The school at the detention center became an oasis of color and celebration in an otherwise barren, bleached desert of imposed despair. Mounted cameras are encased in hemispheres attached to ceilings in every classroom and throughout the JDC facility. These cameras are linked to viewing screens in distant rooms where mysterious watchers in this digital panopticon are hired by the county to monitor every sight and sound. Anyone repeatedly encountering the routines, sounds, sights, and the numbing absence of scent or touch begins to conform most often unwittingly and unwillingly to the oppressive absurdities of the institution. It is an unhealthy and vacuous normalization in which to become immersed and it is designed to effectively infuse in those under the objectifying digital gaze an “internalization of the opinion the oppressors hold… that they are good for nothing, know nothing, and are incapable of learning anything” (Freire, 1999, p. 45).

The distrust expressed through this ceaseless surveillance frequently produces domesticated contempt and inflames self-doubt for those subjected to uninterrupted observation. Countless students expressed how they felt prior to joining our classroom community. They shared in notes or assignments statements such as “I did not care about school,” “I never thought I would graduate from high school,” and “[I] had thoughts about giving up on school and life” (Personal artifacts, 2014-2018). It is certainly not an atmosphere or existence that which children should be enclosed within if they are actually expected to robustly develop and grow.

Indeed, as the name of the institution suggests, children are not being held captive in a juvenile detention center under the auspices of rehabilitation or reparations on their behalf regardless of a mission statement that falsely claims court detention services exist to “Provide for the care, welfare, safety and security of all juveniles under the supervision of the Detention Services continuum with the support of community partnerships.”

Political apathy and social indifference are pervasive in the attitudes of local city and county officials that inequitably allow for certain childhoods to be spent in uncertainty and captivity does not go unnoticed by students. Applying an alternative meaning to the abbreviation “CCJDC” printed in block letters on the dark blue jumpsuits they wore each day, students declared the initials to mean “City/County Children Just Don’t Care.” I perceived their word substitutions as partly inculcated by the blatant inequities they collectively experienced, yet also indicative of the permanent struggle for hope that “becomes intensified when one realizes it is not a solitary struggle” (Freire, 2016, p. 59). Continuing a transformative praxis in our classroom to communally create space for hope and increase students’ pride and confidence are not practices I question. The most pressing question became whether or not that was enough to challenge massively overwhelming and entrenched inequities.

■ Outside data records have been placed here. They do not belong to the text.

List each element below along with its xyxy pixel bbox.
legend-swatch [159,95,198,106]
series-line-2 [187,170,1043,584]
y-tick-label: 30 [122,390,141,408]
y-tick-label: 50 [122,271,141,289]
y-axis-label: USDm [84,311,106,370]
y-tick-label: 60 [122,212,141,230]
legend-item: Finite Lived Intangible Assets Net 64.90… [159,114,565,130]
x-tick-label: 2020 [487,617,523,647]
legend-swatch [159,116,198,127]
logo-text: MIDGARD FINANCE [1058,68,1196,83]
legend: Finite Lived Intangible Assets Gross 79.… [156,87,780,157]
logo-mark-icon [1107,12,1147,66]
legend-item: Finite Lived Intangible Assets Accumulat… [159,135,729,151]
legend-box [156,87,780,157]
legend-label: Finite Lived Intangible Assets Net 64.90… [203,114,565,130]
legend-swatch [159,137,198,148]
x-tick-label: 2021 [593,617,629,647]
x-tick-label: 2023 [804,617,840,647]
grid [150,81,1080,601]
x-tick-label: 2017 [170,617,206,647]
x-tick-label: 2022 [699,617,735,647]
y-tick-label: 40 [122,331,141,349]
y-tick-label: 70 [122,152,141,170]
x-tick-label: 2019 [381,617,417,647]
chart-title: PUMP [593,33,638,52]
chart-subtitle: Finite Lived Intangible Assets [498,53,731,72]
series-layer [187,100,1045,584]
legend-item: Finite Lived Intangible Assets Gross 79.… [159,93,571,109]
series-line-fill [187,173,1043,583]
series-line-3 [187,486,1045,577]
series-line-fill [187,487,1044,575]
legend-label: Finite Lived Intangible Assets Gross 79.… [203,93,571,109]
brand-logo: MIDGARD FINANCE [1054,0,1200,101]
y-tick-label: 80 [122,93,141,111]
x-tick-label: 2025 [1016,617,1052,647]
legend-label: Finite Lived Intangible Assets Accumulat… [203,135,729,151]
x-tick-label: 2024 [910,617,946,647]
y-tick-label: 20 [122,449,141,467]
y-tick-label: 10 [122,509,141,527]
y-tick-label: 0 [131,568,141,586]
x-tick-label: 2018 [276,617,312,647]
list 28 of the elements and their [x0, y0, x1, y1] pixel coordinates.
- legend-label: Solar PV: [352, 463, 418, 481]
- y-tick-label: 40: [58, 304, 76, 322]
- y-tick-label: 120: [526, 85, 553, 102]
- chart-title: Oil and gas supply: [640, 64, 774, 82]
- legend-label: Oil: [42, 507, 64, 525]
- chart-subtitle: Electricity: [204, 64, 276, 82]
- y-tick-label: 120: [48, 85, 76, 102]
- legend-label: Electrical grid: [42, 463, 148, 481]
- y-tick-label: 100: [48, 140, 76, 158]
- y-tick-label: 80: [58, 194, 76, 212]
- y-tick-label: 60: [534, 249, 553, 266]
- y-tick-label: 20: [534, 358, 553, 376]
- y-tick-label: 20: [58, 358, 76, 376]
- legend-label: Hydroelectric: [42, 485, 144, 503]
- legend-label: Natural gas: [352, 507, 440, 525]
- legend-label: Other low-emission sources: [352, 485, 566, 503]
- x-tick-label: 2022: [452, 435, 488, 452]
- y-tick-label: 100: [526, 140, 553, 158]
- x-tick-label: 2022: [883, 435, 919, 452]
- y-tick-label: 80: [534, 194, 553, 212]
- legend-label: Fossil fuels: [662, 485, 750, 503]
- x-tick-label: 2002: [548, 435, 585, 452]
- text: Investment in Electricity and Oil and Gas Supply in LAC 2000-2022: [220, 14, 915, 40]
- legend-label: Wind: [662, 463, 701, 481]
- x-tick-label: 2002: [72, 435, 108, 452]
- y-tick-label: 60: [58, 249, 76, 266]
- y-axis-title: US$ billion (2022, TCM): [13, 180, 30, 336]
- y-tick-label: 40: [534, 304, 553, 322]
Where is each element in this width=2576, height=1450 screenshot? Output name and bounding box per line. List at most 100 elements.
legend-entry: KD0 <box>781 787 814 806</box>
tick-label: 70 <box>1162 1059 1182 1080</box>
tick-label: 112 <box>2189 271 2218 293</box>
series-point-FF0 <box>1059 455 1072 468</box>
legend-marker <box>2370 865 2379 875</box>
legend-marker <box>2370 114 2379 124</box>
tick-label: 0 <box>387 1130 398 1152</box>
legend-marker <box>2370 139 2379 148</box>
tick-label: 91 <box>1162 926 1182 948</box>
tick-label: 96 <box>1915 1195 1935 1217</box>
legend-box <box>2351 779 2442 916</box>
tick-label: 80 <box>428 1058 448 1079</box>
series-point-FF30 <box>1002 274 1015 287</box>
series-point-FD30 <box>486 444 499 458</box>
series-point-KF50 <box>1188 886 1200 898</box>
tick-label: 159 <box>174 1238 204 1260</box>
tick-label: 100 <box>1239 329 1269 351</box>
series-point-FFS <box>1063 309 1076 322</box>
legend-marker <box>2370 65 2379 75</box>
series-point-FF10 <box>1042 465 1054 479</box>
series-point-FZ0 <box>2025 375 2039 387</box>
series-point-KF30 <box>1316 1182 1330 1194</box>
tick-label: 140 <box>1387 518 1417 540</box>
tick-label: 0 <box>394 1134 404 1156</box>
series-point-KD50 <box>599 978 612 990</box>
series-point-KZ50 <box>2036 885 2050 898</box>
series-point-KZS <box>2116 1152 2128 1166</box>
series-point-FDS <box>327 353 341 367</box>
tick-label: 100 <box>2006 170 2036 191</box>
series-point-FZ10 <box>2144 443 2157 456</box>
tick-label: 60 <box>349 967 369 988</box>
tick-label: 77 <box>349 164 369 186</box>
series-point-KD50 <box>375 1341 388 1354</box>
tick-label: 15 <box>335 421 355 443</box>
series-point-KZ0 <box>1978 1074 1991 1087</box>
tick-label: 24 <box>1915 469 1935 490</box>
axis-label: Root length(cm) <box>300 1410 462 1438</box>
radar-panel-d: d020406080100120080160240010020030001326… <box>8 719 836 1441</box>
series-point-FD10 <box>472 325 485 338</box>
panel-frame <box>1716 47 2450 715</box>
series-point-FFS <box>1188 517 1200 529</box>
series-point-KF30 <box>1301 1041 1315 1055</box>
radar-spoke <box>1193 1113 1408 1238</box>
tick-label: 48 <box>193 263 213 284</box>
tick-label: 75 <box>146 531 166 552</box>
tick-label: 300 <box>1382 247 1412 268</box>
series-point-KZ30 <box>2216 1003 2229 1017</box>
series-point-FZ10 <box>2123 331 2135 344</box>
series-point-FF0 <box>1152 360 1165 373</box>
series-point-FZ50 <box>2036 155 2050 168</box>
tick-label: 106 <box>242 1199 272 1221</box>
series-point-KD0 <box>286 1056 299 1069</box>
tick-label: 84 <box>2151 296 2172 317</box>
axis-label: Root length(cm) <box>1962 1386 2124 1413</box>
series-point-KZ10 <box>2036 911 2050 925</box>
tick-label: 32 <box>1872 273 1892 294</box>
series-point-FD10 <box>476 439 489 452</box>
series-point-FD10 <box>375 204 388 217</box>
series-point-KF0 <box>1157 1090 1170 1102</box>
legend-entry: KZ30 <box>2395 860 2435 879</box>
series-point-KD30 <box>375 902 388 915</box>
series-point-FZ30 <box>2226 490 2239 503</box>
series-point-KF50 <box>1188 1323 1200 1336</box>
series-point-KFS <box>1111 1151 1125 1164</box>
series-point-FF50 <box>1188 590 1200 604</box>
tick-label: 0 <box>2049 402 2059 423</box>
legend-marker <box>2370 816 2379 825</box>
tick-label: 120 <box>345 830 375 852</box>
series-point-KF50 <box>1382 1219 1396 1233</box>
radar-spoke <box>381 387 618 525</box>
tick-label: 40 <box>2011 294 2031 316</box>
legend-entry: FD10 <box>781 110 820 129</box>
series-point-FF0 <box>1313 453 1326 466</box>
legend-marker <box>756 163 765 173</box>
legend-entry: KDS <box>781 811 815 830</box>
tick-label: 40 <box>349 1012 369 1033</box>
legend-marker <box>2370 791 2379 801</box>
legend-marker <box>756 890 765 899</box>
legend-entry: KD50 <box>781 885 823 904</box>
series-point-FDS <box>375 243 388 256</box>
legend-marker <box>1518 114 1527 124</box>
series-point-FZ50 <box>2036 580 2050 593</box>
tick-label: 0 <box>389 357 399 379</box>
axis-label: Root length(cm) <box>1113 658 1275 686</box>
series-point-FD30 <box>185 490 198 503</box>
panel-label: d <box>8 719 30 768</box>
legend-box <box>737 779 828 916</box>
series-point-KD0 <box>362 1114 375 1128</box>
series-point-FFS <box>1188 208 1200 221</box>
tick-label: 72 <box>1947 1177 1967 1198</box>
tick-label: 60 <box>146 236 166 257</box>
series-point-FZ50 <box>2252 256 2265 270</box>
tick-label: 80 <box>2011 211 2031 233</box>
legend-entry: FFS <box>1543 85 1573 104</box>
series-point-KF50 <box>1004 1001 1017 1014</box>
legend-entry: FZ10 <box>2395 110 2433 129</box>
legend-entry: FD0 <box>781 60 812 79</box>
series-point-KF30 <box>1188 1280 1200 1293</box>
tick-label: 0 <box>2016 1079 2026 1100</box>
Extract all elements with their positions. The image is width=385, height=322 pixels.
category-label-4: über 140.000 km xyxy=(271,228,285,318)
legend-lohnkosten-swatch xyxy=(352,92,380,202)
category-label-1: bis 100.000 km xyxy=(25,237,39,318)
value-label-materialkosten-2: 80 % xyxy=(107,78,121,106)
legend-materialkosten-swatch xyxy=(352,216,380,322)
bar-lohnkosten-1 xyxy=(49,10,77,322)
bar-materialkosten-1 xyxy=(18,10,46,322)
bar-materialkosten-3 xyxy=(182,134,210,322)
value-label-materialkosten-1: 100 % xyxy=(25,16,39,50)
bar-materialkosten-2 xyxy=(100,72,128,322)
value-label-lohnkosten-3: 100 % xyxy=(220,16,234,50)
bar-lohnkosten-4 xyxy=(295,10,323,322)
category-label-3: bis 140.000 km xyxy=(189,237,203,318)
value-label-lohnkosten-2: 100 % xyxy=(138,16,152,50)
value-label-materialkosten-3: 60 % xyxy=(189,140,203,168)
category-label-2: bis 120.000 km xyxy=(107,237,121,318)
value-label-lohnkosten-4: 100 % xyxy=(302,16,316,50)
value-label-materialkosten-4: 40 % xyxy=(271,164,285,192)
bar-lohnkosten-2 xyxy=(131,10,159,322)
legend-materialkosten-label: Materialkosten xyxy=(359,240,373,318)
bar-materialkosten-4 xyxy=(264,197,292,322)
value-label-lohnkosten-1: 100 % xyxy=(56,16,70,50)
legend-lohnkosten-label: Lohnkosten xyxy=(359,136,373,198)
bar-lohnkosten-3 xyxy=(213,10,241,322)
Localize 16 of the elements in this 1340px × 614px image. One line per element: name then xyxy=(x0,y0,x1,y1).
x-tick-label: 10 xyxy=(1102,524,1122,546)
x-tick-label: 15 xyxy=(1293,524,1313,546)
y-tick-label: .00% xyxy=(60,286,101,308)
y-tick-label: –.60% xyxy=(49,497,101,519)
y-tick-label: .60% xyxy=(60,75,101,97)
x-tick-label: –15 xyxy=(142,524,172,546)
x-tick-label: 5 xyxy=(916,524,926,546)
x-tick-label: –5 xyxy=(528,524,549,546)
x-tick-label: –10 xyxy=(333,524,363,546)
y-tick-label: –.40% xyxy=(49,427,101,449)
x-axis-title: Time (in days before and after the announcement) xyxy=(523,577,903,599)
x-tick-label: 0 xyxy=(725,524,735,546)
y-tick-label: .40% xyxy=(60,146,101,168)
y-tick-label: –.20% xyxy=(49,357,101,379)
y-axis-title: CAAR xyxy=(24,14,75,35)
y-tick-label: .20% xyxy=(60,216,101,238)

I had been teaching for sixteen years in high schools in the same school district where the juvenile detention center is located and I, perhaps conceitedly, considered myself to possess advanced forms of dialogical and transformative praxes when I began there. However, serving as the guidance counselor and educator in a self-contained classroom of constantly revolving and traumatized students at the detention center dislodged my previous personal perceptions of professional competence. This transition in my self-understanding required a revved-up radicalization which Freire describes as involving an “increased commitment to the position one has chosen [that] is predominantly critical, loving, humble, and communicative, and therefore a positive stance” (1974/2013, p. 9).

A classroom pedagogy that includes “taking into consideration the unfavorable material conditions that many students of schools in marginalized areas of the city experience” (Freire, 2005, p. 140) was already a familiar practice for me when I began as an educator at the JDC. Similarly, I was well aware of the hauntings associated with multiple acts of violence inflicted upon the youth in divested city neighborhoods. Thus, there was no shortage of personal persistence to implement a critical pedagogy nor a lack of problems to “re-present” to students for their critical analysis, which is “the task of the dialogical teacher” (Freire,1999, p. 90).